This agile mosaic of my beautiful childhood fairy tale is falling into pieces.
In search for the Truth, I've been living my life by vehemently following what attracts me and swimming toward that which is the most representative of me. But I realize that this may not be the wisest way of dealing with the adult world. In this peculiar combination of factors that define an "adult"--entering into the mid-20's, entering the job force, building reputations, etc.-- I find it more difficult to connect to the percolating world outside of me.
Most of all, I hate having to calculate.
I've never liked math as a child, and it cringes me to think that it still troubles me until this day. The Little Prince was right: the grown-ups love numbers. Some things more qualitative, are dealt in such a quantified manner that we become incredibly skillful at converting almost any encounter to a nasty give-and-take relationship.
We shouldn’t have to worry about drawing the mental line to cue friendship versus infatuation.
We shouldn’t have to work hard in order to please our bosses or that sort of higher figures.
And most of all, we shouldn’t be calculating how opened s/he was to us in order to share our own pellucid interiors.
But of course, it is much easier said than done.

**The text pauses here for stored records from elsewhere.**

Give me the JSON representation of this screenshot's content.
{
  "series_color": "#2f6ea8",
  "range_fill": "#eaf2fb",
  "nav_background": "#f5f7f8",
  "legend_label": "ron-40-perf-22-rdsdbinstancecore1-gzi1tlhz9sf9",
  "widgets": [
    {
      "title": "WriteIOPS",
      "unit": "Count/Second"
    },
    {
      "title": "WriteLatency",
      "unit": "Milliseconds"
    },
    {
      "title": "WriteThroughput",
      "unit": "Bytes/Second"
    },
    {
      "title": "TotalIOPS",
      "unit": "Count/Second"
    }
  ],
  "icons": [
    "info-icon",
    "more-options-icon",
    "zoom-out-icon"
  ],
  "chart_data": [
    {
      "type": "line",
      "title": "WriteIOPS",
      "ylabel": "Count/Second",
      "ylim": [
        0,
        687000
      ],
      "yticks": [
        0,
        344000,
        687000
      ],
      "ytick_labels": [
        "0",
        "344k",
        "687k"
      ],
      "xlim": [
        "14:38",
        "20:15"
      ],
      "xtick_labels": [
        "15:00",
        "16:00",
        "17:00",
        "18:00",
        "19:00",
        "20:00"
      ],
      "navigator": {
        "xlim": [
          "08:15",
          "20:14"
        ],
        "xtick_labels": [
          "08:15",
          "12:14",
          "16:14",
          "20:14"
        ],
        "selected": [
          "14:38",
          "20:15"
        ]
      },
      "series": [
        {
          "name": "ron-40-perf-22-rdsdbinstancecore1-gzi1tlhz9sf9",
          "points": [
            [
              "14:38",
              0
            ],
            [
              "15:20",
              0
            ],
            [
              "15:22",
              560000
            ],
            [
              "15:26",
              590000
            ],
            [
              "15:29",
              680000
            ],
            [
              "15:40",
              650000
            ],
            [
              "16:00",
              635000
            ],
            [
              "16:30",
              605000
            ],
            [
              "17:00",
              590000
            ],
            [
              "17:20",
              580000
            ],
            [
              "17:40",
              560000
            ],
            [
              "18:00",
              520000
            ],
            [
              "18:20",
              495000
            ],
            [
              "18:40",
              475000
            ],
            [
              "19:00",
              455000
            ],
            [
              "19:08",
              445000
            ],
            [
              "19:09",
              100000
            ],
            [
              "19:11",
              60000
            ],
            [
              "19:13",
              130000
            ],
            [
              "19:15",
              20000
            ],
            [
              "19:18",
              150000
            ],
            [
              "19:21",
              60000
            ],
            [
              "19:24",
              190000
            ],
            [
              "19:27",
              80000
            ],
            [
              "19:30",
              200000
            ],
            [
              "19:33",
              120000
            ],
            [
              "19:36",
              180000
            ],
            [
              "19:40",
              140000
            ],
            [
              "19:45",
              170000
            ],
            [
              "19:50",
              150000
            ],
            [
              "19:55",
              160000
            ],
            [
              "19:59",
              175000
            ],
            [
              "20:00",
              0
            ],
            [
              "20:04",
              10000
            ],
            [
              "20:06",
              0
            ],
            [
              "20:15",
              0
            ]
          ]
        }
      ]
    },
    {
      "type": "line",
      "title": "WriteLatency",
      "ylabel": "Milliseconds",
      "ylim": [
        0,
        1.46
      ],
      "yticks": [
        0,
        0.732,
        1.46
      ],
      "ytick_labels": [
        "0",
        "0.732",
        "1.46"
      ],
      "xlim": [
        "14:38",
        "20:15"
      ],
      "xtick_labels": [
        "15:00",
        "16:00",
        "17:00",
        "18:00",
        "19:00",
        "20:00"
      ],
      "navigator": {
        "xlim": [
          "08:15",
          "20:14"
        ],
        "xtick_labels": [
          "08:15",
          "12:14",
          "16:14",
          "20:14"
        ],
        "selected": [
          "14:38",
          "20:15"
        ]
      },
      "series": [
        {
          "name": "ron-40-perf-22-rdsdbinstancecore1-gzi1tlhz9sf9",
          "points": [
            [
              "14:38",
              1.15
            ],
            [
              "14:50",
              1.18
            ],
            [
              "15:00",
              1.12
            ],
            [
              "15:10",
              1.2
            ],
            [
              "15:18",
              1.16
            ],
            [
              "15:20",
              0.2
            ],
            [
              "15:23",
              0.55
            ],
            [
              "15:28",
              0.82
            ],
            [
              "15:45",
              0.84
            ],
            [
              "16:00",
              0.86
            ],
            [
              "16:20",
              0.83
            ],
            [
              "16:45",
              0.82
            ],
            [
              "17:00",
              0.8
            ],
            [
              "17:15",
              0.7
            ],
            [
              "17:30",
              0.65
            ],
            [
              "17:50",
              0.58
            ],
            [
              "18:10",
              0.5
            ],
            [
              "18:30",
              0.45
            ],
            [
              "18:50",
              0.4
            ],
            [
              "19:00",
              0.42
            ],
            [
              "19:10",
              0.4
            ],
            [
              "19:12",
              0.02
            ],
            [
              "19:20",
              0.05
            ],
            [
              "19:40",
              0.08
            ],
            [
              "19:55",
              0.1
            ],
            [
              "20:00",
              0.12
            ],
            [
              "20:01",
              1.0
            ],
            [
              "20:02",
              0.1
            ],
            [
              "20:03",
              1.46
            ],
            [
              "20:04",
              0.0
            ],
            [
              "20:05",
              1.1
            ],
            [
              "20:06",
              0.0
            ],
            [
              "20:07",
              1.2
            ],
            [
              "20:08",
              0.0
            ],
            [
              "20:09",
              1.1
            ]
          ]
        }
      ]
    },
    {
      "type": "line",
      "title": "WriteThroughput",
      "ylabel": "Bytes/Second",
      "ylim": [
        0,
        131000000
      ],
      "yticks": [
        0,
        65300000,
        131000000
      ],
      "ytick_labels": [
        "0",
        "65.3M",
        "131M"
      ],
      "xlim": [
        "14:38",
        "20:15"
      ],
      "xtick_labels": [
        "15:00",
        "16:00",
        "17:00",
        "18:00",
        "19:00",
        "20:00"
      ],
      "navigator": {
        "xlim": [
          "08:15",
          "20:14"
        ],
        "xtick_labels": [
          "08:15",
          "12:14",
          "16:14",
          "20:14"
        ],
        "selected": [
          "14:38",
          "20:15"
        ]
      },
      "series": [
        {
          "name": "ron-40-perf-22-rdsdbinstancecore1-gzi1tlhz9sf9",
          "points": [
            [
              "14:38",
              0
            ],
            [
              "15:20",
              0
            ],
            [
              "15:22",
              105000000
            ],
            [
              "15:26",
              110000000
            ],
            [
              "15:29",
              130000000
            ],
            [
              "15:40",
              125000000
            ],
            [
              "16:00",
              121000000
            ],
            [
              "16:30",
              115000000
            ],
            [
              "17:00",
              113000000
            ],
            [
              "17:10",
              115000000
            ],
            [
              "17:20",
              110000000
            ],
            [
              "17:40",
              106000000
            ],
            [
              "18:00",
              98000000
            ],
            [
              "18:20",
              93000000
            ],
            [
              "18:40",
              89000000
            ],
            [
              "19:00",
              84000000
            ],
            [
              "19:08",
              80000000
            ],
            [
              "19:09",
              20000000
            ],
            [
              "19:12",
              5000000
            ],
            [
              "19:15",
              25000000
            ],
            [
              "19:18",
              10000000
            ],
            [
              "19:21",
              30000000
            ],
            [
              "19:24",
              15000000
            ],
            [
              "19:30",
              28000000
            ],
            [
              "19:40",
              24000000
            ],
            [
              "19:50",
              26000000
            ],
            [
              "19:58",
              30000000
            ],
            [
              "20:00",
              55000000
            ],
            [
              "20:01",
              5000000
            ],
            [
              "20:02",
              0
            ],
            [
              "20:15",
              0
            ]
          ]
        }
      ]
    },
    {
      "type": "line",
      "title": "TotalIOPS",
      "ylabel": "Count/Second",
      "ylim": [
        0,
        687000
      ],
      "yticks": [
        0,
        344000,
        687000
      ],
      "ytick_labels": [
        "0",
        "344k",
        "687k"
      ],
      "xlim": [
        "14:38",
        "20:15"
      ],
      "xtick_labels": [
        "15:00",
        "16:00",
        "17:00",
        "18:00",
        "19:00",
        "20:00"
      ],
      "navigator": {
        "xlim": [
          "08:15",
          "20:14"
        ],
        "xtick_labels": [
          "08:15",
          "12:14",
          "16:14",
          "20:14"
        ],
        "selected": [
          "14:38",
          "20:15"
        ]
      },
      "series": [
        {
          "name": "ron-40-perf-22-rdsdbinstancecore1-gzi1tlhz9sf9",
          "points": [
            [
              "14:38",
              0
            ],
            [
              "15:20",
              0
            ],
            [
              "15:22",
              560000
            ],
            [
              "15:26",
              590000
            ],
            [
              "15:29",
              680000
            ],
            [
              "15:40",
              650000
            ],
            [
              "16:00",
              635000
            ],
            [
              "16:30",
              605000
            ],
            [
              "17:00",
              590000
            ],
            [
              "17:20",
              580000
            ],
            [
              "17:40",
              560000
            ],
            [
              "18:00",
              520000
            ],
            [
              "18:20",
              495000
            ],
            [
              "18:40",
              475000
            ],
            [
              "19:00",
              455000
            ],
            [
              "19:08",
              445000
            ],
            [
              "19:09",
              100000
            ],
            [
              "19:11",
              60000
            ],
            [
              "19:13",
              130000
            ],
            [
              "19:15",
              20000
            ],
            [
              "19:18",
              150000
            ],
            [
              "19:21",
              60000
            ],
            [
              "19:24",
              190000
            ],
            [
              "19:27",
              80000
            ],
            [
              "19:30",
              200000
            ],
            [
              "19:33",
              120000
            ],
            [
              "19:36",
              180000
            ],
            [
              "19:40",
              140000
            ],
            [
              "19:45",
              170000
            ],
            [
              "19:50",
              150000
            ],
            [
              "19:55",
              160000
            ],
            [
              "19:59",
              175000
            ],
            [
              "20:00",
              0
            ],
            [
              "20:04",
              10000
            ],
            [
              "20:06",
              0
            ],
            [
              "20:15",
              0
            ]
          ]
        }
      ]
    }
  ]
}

Be truthful. Such a cliché, isn't it? I just want to be me and hope that people would accept my words and actions as the mirrors of my unembellished soul. The deepest of a soul doesn’t need decorations, after all.
Kids I met in Mexico.
아이들에게도 배울점은 참 많다. 그들에게는 참 신비한 마법이 있어 항상 곁에 두고싶은걸.
웃고싶을때 웃고, 싫은표현에 솔직하고..유치한게 아니라 이게 진정으로 사람 대하는것을 아는것이 아닐까. 사람 말고 다른것에 가치를 두면서 더 바보가 되어가는것이지만, 어른들도 한때는 오신부님께서 말씀하시는 인격적인 관계를 잘 맺는 종족들이었다.